Learning About Learning

One of the most intriguing challenges facing the neurotech industry has been to enhance learning and memory, either as a rehabilitation therapy for individuals with brain disorders, or as a way to improve cognitive performance in nonimpaired people. As we report on page 1 of this issue, the Pentagon has taken a deep interest in using neurotechnology to exploit cortical plasticity and has funded research at seven U.S. institutions as part of its Targeted Neuroplasticity Training program.

One of the pioneers in the field of cortical plasticity was Michael Merzenich of UC San Francisco, who founded the firm Posit Science to use software and games to exploit cortical plasticity. The company conducted numerous research studies that demonstrate the effectiveness of its brain training techniques. Since that time, several other firms have sprung up offering brain games to enhance brain function.

But there is considerable disagreement in the field as to whether brain-training apps can reliably improve cognitive performance. A recent article in the journal Frontiers in Aging Neuroscience from a team at Florida State University found little evidence to support that claim. “Our findings and previous studies confirm there’s very little evidence these types of games can improve your life in a meaningful way,” said Wally Boot, an expert on age-related cognitive decline and one of the paper’s authors.
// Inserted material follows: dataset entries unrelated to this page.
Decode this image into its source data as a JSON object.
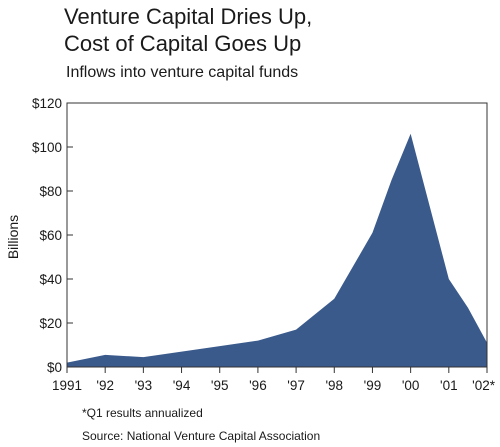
{
  "chart_data": {
    "type": "area",
    "title_lines": [
      "Venture Capital Dries Up,",
      "Cost of Capital Goes Up"
    ],
    "subtitle": "Inflows into venture capital funds",
    "ylabel": "Billions",
    "xlabel": "",
    "ylim": [
      0,
      120
    ],
    "yticks": [
      0,
      20,
      40,
      60,
      80,
      100,
      120
    ],
    "ytick_labels": [
      "$0",
      "$20",
      "$40",
      "$60",
      "$80",
      "$100",
      "$120"
    ],
    "xlim": [
      1991,
      2002
    ],
    "xticks": [
      1991,
      1992,
      1993,
      1994,
      1995,
      1996,
      1997,
      1998,
      1999,
      2000,
      2001,
      2002
    ],
    "xtick_labels": [
      "1991",
      "'92",
      "'93",
      "'94",
      "'95",
      "'96",
      "'97",
      "'98",
      "'99",
      "'00",
      "'01",
      "'02*"
    ],
    "grid": false,
    "fill_color": "#3a5a8c",
    "series": [
      {
        "x": [
          1991.0,
          1992.0,
          1993.0,
          1994.0,
          1995.0,
          1996.0,
          1997.0,
          1998.0,
          1999.0,
          1999.5,
          2000.0,
          2000.5,
          2001.0,
          2001.5,
          2002.0
        ],
        "values": [
          2,
          5.5,
          4.5,
          7,
          9.5,
          12,
          17,
          31,
          61,
          85,
          106,
          73,
          40,
          27,
          11
        ]
      }
    ],
    "footnotes": [
      "*Q1 results annualized",
      "Source: National Venture Capital Association"
    ]
  }
}
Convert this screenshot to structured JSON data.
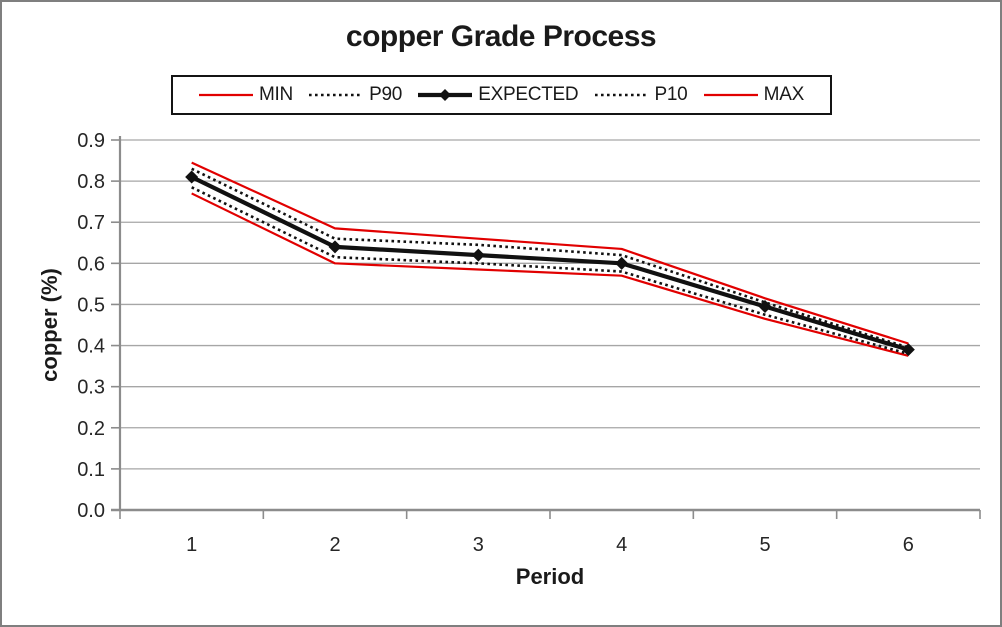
{
  "window": {
    "background": "#ffffff",
    "border_color": "#7f7f7f"
  },
  "chart_data": {
    "type": "line",
    "title": "copper Grade Process",
    "xlabel": "Period",
    "ylabel": "copper (%)",
    "x": [
      1,
      2,
      3,
      4,
      5,
      6
    ],
    "ylim": [
      0.0,
      0.9
    ],
    "ytick_step": 0.1,
    "ytick_labels": [
      "0.0",
      "0.1",
      "0.2",
      "0.3",
      "0.4",
      "0.5",
      "0.6",
      "0.7",
      "0.8",
      "0.9"
    ],
    "grid": "horizontal",
    "legend_position": "top-center-boxed",
    "colors": {
      "grid": "#a6a6a6",
      "axis": "#8c8c8c",
      "tick_text": "#262626",
      "red_series": "#e10000",
      "black_series": "#111111",
      "legend_border": "#141414"
    },
    "series": [
      {
        "name": "MIN",
        "color": "#e10000",
        "style": "solid",
        "width": 2.2,
        "marker": "none",
        "values": [
          0.77,
          0.6,
          0.585,
          0.57,
          0.465,
          0.375
        ]
      },
      {
        "name": "P90",
        "color": "#111111",
        "style": "dotted",
        "width": 2.6,
        "marker": "none",
        "values": [
          0.83,
          0.66,
          0.645,
          0.62,
          0.505,
          0.395
        ]
      },
      {
        "name": "EXPECTED",
        "color": "#111111",
        "style": "solid",
        "width": 4.2,
        "marker": "diamond",
        "values": [
          0.81,
          0.64,
          0.62,
          0.6,
          0.495,
          0.39
        ]
      },
      {
        "name": "P10",
        "color": "#111111",
        "style": "dotted",
        "width": 2.6,
        "marker": "none",
        "values": [
          0.785,
          0.615,
          0.6,
          0.58,
          0.475,
          0.38
        ]
      },
      {
        "name": "MAX",
        "color": "#e10000",
        "style": "solid",
        "width": 2.2,
        "marker": "none",
        "values": [
          0.845,
          0.685,
          0.66,
          0.635,
          0.515,
          0.405
        ]
      }
    ]
  }
}
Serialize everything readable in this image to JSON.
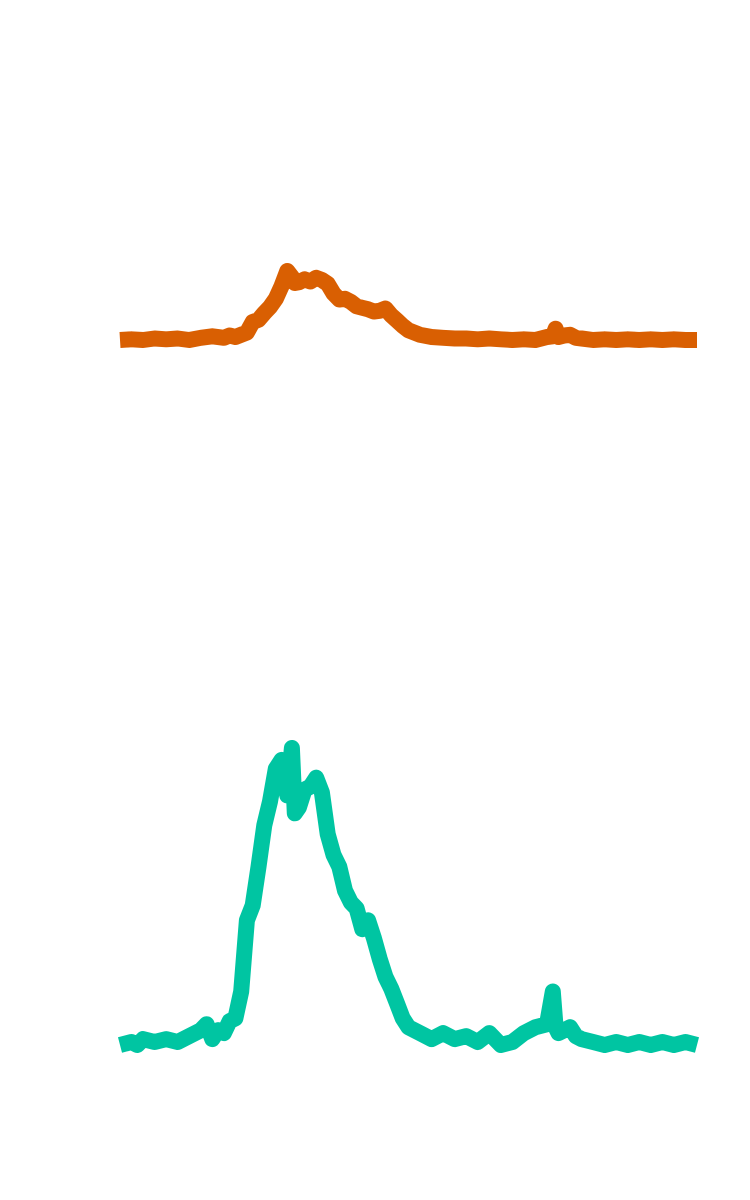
{
  "chart_data": [
    {
      "type": "line",
      "title": "",
      "xlabel": "",
      "ylabel": "",
      "grid": false,
      "axes_visible": false,
      "xlim": [
        0,
        100
      ],
      "ylim": [
        0,
        1
      ],
      "series": [
        {
          "color": "#d95f02",
          "x": [
            0,
            2,
            4,
            6,
            8,
            10,
            12,
            14,
            16,
            18,
            19,
            20,
            22,
            23,
            24,
            25,
            26,
            27,
            28,
            29,
            29.8,
            30.3,
            31,
            32,
            33,
            34,
            35,
            36,
            37,
            38,
            39,
            40,
            41,
            42,
            43,
            44,
            45,
            46,
            47,
            48,
            49,
            50,
            52,
            54,
            56,
            58,
            60,
            62,
            64,
            66,
            68,
            70,
            72,
            74,
            75,
            75.5,
            76,
            77,
            78,
            79,
            80,
            82,
            84,
            86,
            88,
            90,
            92,
            94,
            96,
            98,
            100
          ],
          "y": [
            0.0,
            0.01,
            0.0,
            0.02,
            0.01,
            0.02,
            0.0,
            0.03,
            0.05,
            0.03,
            0.06,
            0.04,
            0.1,
            0.24,
            0.27,
            0.36,
            0.44,
            0.55,
            0.72,
            0.92,
            0.84,
            0.76,
            0.77,
            0.81,
            0.78,
            0.83,
            0.8,
            0.75,
            0.62,
            0.54,
            0.55,
            0.51,
            0.45,
            0.43,
            0.41,
            0.38,
            0.39,
            0.42,
            0.33,
            0.26,
            0.19,
            0.13,
            0.07,
            0.04,
            0.03,
            0.02,
            0.02,
            0.01,
            0.02,
            0.01,
            0.0,
            0.01,
            0.0,
            0.04,
            0.05,
            0.15,
            0.04,
            0.06,
            0.07,
            0.03,
            0.02,
            0.0,
            0.01,
            0.0,
            0.01,
            0.0,
            0.01,
            0.0,
            0.01,
            0.0,
            0.0
          ]
        }
      ]
    },
    {
      "type": "line",
      "title": "",
      "xlabel": "",
      "ylabel": "",
      "grid": false,
      "axes_visible": false,
      "xlim": [
        0,
        100
      ],
      "ylim": [
        0,
        1
      ],
      "series": [
        {
          "color": "#00c5a2",
          "x": [
            0,
            2,
            3,
            4,
            6,
            8,
            10,
            12,
            14,
            15,
            16,
            17,
            18,
            19,
            20,
            21,
            22,
            23,
            24,
            25,
            26,
            27,
            28,
            29,
            29.8,
            30.3,
            31,
            32,
            33,
            34,
            35,
            36,
            37,
            38,
            39,
            40,
            41,
            42,
            43,
            44,
            45,
            46,
            47,
            48,
            49,
            50,
            52,
            54,
            56,
            58,
            60,
            62,
            64,
            66,
            68,
            70,
            72,
            74,
            75,
            75.5,
            76,
            77,
            78,
            79,
            80,
            82,
            84,
            86,
            88,
            90,
            92,
            94,
            96,
            98,
            100
          ],
          "y": [
            0.0,
            0.01,
            0.0,
            0.02,
            0.01,
            0.02,
            0.01,
            0.03,
            0.05,
            0.07,
            0.02,
            0.05,
            0.04,
            0.08,
            0.09,
            0.18,
            0.42,
            0.47,
            0.6,
            0.74,
            0.82,
            0.93,
            0.96,
            0.84,
            1.0,
            0.78,
            0.8,
            0.86,
            0.87,
            0.9,
            0.85,
            0.71,
            0.64,
            0.6,
            0.52,
            0.48,
            0.46,
            0.39,
            0.42,
            0.36,
            0.29,
            0.23,
            0.19,
            0.14,
            0.09,
            0.06,
            0.04,
            0.02,
            0.04,
            0.02,
            0.03,
            0.01,
            0.04,
            0.0,
            0.01,
            0.04,
            0.06,
            0.07,
            0.18,
            0.06,
            0.04,
            0.05,
            0.06,
            0.03,
            0.02,
            0.01,
            0.0,
            0.01,
            0.0,
            0.01,
            0.0,
            0.01,
            0.0,
            0.01,
            0.0
          ]
        }
      ]
    }
  ]
}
The FSU team’s study focused on whether brain games could boost the “working memory” needed for a variety of tasks.

Meanwhile, Posit cited a recently published Australian study that concluded that “current evidence supports that at least some commercially available computerized brain training products can assist in promoting healthy brain aging.” Posit’s BrainHQ product met that study’s criteria for the highest level of scientific evidence.

Regardless of whether brain training games alone can improve cognitive performance, there is a mounting evidence that brain stimulation coupled with cognitive training regimens can produce significant improvements in mental function in both impaired and nonimpaired individuals. Dan Rizzuto’s team at Penn recently published a paper in Current Biology demonstrating that appropriately timed cortical stimulation can improve memory formation in impaired individuals, although stimulation inappropriately timed can produce the opposite effect.

And therein lies the rub. Whether investigators are using implanted or noninvasive stimulation, tDCS, or VNS, and whether in impaired or nonimpaired populations, the challenge will be to identify the optimal location, timing, and stimulation parameters to produce the desired effect. Clearly, more studies are called for. But it will also be useful to develop models that explain and predict how neurostimulation impacts cognitive performance.